WWW2026
Contextual Structure-Enhanced Selective Graph Convolutional Network
Shifei Ding, Fangchen Li, Lili Guo, Jian Zhang
摘要
Graph Neural Networks fundamentally rely on homophily assumptions where connected nodes are expected to share similar labels, consequently suffering severe performance degradation in heterophilic graphs due to the indiscriminate neighbor aggregation mechanism. Although recent solutions have attempted to incorporate higher-order neighborhoods or reweighting schemes, they often inadvertently amplify structural noise by introducing a larger proportion of dissimilar nodes than similar ones, while simultaneously failing to capture nuanced contextual patterns due to their inability to discern subtle local structural variations across subgraphs.

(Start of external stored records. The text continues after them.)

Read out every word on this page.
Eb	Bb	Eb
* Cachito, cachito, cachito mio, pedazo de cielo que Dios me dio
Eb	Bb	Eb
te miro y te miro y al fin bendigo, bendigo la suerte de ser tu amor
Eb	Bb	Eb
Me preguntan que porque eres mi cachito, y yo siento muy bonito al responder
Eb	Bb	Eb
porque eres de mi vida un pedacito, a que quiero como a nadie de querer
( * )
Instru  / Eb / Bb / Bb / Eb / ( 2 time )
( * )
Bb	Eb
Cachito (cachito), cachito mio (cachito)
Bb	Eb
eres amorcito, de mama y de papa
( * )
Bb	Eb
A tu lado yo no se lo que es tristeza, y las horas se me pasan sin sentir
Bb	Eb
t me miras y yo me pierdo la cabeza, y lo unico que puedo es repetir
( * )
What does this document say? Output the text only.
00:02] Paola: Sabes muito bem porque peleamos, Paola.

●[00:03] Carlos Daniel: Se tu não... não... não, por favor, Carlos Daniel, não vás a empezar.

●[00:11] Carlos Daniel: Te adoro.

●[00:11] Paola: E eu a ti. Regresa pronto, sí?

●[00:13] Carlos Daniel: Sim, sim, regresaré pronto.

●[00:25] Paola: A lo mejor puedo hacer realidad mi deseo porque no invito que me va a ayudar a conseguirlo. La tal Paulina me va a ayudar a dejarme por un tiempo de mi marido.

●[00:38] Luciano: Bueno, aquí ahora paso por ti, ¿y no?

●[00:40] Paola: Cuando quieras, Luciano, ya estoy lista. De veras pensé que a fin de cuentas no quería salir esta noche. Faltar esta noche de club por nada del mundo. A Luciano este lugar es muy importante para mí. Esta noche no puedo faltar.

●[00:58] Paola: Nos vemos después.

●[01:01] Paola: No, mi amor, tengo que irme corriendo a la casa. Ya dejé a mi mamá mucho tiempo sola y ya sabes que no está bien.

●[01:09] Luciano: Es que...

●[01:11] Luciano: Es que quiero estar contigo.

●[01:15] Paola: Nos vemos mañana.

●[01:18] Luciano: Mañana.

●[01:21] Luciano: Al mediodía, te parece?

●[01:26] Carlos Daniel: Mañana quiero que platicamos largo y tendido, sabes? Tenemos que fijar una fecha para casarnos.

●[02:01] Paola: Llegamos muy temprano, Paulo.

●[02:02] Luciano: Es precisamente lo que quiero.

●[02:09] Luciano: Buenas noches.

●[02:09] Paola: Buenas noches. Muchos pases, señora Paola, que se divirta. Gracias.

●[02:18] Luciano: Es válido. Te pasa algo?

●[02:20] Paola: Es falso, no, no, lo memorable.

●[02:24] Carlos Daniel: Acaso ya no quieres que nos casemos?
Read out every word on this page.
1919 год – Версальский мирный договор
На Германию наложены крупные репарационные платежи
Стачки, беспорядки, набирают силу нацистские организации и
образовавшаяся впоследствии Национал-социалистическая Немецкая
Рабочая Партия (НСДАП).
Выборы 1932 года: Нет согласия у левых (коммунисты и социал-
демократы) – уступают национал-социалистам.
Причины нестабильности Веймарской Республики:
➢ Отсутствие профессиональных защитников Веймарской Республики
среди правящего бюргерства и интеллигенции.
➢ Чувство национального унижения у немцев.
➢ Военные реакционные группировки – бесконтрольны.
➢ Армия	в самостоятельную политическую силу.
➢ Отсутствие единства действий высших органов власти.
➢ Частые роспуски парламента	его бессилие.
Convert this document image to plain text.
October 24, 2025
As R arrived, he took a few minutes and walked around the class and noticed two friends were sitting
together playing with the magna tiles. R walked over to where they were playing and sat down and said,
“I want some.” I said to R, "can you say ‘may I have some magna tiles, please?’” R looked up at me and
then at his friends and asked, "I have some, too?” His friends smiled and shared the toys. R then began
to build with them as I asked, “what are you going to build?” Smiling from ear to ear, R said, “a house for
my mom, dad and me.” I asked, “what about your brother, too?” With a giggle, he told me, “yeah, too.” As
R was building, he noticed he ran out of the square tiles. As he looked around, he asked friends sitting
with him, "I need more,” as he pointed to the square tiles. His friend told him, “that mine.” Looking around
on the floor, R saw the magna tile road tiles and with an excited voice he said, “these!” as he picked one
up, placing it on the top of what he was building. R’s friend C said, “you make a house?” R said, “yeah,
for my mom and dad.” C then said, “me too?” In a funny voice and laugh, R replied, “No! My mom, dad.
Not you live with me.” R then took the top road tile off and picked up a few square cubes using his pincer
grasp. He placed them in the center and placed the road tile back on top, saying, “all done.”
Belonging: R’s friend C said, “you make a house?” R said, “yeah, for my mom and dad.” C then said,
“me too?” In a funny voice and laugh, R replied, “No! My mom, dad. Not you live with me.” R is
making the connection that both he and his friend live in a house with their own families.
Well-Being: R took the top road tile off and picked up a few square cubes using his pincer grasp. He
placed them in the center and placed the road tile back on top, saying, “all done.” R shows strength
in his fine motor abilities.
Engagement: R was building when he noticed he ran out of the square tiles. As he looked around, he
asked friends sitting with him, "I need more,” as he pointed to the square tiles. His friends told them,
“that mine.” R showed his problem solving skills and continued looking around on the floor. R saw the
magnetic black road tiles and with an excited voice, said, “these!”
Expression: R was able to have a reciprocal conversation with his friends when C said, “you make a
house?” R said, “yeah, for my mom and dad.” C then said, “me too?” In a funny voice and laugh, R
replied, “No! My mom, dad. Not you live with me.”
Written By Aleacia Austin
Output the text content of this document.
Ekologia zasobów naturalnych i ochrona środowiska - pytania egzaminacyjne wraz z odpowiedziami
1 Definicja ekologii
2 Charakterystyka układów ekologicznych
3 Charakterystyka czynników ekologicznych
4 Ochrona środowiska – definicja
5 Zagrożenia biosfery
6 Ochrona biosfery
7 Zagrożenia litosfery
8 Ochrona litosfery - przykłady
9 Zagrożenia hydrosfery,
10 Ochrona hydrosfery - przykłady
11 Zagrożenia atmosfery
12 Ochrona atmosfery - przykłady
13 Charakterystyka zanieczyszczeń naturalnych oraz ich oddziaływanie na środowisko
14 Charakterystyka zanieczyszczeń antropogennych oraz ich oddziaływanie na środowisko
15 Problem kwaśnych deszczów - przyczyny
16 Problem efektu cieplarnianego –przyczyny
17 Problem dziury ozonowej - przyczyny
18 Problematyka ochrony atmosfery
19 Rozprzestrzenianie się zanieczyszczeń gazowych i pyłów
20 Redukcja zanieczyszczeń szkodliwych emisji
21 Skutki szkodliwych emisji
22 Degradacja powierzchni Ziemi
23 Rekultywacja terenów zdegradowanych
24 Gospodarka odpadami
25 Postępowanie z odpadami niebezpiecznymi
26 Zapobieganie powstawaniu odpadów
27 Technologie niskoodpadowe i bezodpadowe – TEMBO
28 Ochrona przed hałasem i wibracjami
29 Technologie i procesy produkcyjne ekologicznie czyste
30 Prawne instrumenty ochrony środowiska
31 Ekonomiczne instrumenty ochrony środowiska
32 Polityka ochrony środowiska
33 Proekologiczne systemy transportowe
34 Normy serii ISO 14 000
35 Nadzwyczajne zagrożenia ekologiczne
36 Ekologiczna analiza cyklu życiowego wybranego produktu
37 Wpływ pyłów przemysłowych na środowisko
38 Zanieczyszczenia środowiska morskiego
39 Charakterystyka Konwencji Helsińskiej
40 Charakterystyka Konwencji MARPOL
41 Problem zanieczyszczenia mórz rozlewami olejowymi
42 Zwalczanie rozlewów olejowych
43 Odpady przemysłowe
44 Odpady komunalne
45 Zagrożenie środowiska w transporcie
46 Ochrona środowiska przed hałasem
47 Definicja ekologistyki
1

To holistically address these intractable and co-existing challenges, we propose the Contextual Structure Enhanced Selective Graph Convolutional Network (CSS-GCN), a novel architecture that organically synergizes contextual structure modeling with adaptive neighbor selection. Specifically, our approach employs ego-network partitioning and group fairness constraints to effectively quantify domain-invariant structural patterns, thereby countering the contextual blindness often observed in conventional GNNs. Complementarily, we design a selective propagation mechanism unifying adaptive neighborhood distribution-based similarity computation with the gated fusion of three distinct information pathways: potential homophilic neighbors identified through attribute-topology synergy, first-hop connections, and ego-representations. This dual-component framework enables nodes to dynamically filter out irrelevant signals while preserving structural consistency across diverse homophily-heterophily landscapes. Extensive validation on 10 real-world graphs demonstrates the effectiveness and superiority of our proposed approach.